Si una recta trazada por un punto de intersección de dos circunferencias corta nuevamente a las circunferencias en $P$ y $Q$, respectivamente, desmuéstrese que las circunferencias con centros P y Q, cada una ortogonal a la otra, son ortogonales entre sí.
Attempt traslation:
A line drawn through the point of intersection of two circles $C_1$ and $C_2$ intersects the circles again at $P$ and $Q$ respectively. Show that if the circles with centers $P$ and $Q$ are orthogonal to $C_2$ and $C_1$, respectively, they are also orthogonal to each other.
My progress is at follows:
In the figure, let
- $C_1$ be the blue circumference and $O_1$ its center.
- $C_2$ be the green circumference and $O_2$ its center.

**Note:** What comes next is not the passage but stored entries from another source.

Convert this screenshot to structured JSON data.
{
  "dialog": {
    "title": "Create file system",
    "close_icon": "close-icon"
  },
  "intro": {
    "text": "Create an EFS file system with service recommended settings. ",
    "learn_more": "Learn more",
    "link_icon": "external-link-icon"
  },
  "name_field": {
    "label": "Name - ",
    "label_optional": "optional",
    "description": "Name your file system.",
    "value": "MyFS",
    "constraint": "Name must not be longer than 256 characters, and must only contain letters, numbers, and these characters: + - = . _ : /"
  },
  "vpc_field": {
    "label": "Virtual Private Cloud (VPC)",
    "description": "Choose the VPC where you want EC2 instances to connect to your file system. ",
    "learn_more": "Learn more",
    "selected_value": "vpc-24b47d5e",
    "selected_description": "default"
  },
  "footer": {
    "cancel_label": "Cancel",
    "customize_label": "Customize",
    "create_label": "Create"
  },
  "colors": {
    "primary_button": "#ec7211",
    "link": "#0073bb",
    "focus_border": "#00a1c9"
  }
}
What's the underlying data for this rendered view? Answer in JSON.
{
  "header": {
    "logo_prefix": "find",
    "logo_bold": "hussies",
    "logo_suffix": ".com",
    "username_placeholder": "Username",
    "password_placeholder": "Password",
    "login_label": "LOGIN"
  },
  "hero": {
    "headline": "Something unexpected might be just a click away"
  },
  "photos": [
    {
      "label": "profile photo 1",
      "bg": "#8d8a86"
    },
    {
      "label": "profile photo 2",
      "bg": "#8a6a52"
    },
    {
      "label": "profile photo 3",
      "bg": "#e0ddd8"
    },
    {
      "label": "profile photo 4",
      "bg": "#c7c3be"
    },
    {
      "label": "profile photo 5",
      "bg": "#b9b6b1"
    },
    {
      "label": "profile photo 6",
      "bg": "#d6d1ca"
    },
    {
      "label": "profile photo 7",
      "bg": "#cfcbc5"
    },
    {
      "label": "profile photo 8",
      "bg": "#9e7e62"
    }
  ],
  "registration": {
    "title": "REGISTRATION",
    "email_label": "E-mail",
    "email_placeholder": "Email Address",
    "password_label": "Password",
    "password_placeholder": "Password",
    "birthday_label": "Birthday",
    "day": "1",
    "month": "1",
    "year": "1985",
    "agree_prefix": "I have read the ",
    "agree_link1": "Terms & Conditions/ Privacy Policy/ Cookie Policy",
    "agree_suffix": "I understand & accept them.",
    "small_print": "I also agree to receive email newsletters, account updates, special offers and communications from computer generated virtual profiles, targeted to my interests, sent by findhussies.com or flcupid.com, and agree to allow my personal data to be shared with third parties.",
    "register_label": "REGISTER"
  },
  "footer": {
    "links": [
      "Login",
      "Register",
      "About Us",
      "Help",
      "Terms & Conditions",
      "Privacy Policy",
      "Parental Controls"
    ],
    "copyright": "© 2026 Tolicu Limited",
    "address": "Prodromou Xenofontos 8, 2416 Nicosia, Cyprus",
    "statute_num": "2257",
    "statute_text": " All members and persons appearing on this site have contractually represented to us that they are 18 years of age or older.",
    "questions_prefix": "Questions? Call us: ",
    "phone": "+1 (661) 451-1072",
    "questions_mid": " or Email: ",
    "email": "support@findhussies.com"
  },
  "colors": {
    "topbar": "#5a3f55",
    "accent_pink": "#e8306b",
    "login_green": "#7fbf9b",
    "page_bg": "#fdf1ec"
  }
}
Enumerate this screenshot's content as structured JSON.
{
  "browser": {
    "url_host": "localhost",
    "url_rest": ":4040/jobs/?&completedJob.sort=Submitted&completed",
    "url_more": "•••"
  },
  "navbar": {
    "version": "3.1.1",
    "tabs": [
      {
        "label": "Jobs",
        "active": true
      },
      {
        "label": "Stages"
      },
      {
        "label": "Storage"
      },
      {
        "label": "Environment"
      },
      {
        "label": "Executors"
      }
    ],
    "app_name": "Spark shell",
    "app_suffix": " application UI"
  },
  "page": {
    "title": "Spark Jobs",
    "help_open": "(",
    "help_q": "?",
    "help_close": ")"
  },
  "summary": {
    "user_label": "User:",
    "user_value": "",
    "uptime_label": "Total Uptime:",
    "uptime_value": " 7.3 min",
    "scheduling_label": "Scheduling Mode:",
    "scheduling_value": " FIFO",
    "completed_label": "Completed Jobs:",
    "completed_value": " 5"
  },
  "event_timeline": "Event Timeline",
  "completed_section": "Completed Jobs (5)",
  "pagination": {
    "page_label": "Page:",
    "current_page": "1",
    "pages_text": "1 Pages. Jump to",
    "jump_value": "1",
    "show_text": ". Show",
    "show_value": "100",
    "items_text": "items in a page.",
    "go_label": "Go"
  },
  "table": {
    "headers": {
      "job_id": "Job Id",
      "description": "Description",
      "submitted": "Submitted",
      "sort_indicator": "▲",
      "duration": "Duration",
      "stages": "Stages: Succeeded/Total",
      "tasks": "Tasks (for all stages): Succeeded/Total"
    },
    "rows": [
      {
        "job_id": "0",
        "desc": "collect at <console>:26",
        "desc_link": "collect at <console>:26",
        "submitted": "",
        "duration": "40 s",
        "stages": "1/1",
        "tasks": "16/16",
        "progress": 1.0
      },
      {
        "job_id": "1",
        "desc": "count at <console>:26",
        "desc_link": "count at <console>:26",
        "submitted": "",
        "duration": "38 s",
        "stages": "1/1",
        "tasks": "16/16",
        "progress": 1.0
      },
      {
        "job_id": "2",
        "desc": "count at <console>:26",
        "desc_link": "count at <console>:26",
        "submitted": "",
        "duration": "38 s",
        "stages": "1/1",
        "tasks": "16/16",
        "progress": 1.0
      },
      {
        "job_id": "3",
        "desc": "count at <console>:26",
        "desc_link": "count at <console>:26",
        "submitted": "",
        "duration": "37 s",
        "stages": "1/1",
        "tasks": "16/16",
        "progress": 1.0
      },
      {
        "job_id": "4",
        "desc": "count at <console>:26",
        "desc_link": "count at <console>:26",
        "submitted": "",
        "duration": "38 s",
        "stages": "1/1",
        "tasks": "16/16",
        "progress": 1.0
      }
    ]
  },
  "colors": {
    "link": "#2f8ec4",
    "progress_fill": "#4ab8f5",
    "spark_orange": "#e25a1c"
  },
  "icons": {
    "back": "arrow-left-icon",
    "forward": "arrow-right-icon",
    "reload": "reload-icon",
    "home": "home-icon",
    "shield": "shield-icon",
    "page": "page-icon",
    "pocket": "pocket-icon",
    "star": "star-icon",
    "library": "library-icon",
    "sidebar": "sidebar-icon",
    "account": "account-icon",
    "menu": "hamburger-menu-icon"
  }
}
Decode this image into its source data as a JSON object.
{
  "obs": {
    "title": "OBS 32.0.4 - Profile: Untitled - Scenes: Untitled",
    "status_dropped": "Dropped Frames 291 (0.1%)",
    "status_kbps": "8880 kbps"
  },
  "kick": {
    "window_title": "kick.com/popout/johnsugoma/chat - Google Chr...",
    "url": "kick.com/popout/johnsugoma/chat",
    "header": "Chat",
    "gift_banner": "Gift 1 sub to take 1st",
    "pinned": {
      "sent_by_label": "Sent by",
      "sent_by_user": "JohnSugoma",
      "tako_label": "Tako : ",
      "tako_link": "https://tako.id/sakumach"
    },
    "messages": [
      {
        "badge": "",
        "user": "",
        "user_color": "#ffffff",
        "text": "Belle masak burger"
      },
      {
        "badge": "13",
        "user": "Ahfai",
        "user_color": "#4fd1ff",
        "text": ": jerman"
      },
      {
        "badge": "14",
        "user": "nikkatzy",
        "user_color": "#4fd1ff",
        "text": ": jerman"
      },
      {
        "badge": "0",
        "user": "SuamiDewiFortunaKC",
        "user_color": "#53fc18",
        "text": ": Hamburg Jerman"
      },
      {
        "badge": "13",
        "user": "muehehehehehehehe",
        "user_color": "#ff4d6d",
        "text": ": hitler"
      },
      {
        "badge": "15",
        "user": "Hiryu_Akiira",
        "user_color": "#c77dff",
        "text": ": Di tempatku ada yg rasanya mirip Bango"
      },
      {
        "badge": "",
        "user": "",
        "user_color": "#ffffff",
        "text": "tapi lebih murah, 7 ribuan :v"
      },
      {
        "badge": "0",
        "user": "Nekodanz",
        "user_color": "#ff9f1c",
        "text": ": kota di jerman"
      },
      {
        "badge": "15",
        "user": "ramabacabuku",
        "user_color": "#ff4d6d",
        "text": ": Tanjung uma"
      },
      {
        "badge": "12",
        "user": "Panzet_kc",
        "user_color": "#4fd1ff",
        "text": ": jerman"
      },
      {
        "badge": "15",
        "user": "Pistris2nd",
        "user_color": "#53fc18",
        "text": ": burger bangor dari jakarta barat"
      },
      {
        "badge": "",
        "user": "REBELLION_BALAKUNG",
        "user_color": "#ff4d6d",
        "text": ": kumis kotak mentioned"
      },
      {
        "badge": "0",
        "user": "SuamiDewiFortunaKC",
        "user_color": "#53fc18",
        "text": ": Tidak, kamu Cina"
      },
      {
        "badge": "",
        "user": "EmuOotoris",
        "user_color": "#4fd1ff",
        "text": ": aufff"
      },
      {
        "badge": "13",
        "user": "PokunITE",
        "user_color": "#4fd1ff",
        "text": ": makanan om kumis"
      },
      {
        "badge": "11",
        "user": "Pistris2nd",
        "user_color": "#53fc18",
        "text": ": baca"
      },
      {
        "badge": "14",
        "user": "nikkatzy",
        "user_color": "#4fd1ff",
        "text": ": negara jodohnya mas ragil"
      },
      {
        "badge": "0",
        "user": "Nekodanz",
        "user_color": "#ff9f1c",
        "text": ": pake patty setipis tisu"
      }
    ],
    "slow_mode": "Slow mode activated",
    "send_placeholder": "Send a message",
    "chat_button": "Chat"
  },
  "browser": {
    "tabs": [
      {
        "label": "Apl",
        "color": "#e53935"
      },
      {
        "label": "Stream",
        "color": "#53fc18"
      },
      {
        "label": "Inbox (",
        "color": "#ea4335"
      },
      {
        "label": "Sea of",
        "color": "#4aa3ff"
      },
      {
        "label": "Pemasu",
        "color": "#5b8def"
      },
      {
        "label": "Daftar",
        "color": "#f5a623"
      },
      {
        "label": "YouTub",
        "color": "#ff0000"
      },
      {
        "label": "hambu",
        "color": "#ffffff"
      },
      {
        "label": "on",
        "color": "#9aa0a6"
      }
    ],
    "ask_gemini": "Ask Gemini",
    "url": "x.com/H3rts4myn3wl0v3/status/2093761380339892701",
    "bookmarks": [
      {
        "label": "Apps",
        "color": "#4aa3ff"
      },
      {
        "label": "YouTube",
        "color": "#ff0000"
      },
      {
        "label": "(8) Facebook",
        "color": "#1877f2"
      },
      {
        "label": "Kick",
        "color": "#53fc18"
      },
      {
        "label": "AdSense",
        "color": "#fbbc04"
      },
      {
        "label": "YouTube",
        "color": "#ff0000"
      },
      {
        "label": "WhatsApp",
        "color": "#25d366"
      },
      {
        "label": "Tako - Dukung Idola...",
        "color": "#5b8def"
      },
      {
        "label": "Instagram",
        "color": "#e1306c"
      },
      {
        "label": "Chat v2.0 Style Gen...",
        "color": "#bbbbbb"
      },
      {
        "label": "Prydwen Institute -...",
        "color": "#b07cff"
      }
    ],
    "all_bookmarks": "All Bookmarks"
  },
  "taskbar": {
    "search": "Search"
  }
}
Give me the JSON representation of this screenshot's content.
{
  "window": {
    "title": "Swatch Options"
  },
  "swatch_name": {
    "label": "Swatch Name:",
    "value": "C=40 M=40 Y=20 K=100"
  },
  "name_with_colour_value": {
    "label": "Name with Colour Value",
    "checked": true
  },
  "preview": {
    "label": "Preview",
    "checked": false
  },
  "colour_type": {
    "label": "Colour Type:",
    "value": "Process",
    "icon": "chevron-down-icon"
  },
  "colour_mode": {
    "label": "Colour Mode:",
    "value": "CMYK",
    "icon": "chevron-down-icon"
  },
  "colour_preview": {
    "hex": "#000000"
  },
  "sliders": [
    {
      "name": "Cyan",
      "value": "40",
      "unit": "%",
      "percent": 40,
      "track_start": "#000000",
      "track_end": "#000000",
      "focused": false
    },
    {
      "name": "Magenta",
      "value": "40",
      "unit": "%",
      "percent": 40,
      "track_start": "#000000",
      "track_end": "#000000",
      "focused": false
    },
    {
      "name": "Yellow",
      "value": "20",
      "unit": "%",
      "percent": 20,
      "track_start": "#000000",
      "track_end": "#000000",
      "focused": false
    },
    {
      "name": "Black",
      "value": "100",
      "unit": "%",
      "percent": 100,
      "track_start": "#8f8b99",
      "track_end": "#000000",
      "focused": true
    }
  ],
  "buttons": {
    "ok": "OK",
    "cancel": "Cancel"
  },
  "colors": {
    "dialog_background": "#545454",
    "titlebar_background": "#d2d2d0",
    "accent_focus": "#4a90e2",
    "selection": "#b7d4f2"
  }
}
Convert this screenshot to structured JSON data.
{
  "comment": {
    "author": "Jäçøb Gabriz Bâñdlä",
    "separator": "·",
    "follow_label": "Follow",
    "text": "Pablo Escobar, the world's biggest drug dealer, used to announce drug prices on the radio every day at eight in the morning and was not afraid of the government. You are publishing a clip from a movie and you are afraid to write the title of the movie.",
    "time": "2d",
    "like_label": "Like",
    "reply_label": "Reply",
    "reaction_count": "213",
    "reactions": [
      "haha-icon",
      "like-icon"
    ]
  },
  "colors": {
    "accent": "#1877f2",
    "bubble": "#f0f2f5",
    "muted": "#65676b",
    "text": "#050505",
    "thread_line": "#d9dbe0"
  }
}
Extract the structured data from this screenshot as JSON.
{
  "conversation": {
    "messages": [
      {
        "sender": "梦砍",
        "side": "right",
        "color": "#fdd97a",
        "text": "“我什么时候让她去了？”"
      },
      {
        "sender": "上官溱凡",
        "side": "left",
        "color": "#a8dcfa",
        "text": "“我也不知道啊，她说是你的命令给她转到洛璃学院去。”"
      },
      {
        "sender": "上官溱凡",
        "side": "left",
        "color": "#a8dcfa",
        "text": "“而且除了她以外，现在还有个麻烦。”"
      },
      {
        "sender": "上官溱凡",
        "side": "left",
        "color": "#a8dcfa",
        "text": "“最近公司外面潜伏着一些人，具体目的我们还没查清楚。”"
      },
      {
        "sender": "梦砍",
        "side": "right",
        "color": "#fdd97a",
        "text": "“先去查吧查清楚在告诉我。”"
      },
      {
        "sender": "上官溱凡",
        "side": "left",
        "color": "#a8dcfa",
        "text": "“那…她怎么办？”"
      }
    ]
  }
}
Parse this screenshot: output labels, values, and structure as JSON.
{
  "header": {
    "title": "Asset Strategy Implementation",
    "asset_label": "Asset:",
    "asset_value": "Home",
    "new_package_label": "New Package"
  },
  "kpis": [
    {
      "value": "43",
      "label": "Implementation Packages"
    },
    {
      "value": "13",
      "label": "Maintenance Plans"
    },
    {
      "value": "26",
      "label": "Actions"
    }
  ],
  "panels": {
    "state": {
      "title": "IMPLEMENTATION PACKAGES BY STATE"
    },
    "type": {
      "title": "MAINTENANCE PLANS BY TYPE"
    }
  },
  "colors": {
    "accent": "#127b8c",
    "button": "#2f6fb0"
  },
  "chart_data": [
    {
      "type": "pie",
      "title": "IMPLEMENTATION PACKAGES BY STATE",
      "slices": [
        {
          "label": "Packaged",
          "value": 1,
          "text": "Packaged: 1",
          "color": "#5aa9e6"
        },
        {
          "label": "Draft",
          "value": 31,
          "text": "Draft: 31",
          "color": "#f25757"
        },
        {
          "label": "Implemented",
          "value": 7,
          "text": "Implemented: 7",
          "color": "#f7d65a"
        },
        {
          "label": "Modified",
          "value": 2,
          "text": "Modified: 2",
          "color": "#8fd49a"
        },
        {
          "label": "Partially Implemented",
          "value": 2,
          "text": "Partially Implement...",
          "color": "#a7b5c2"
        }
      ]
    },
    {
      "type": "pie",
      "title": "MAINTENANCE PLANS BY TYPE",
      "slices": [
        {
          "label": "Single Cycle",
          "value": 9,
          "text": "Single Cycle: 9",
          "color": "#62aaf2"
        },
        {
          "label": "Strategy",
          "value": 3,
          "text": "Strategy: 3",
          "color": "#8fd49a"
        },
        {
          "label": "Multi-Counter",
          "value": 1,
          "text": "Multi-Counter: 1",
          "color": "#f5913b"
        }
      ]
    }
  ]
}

Let $E$ be their meet point. $PQ$ is an aribitrary line through $E$, as in the problem.
Now,
- $D_1$, red circumference, with center in $P$, is orthogonal to $C_2$ and $C$ is their intersection point
- $D_2$, pink circumference, with center in $Q$, is orthogonal to $C_1$ and $G$ is their intersection point
Then, $\angle O_{1}GQ = \angle O_{2}CP = 90^{\circ}$
Let $H$ be the intersection point of $D_1$ and $D_2$, I want to show that $\angle PHQ = 90^{\circ}$, wich is the same, $\left(\overline{PQ}\right)^{2} = \left(\overline{PH}\right)^{2} + \left(\overline{HQ}\right)^{2}$
$D_{1}\bot C_{2} $ implies that $$\left(\overline{O_{2}P}\right)^{2} = \left(\overline{PC}\right)^{2} + \left(\overline{CO_{2}}\right)^{2} = \left(\overline{PH}\right)^{2} + \left(\overline{O_{2}Q}\right)^{2}$$
Analogously,
$D_{2}\bot C_{1} $ implies that $$\left(\overline{O_{1}Q}\right)^{2} = \left(\overline{QG}\right)^{2} + \left(\overline{GO_{1}}\right)^{2} = \left(\overline{HQ}\right)^{2} + \left(\overline{O_{1}P}\right)^{2}$$
By adding and rearranging
$$\left(\overline{PH}\right)^{2} + \left(\overline{HQ}\right)^{2} =\left(\overline{O_{2}P}\right)^{2} + \left(\overline{O_{1}Q}\right)^{2} - \left(\overline{O_{2}Q}\right)^{2} -\left(\overline{O_{1}P}\right)^{2} $$
How can I continue? It's the right way?
P.S.I apologize for possible misspellings, indeed I don´t speak english
$\def\C{{\cal C}}$ Let $r_1,r_2,r_P,r_Q$ be the radii of the circles ${\C_1,\C_2,\C_P,\C_Q}$ centered at $O_1,O_2,P,Q$, respectively.
From the orthogonality of $\C_P$ and $\C_2$, and that of $\C_Q$ and $\C_1$ it follows: $$ PO_2^2=r_P^2+r_2^2,\quad QO_1^2=r_Q^2+r_1^2.\tag1 $$
Now by the power of a point theorem we have: $$ \begin{align} PE\cdot PQ&=PO_2^2-r_2^2=r_P^2\tag{2a}\\ QE\cdot QP&=QO_1^2-r_1^2=r_Q^2\tag{2b}\\ \end{align} $$ Summing the two equalities one obtains: $$ PQ^2=r_P^2+r_Q^2,\tag3 $$ which is equivalent to the claim.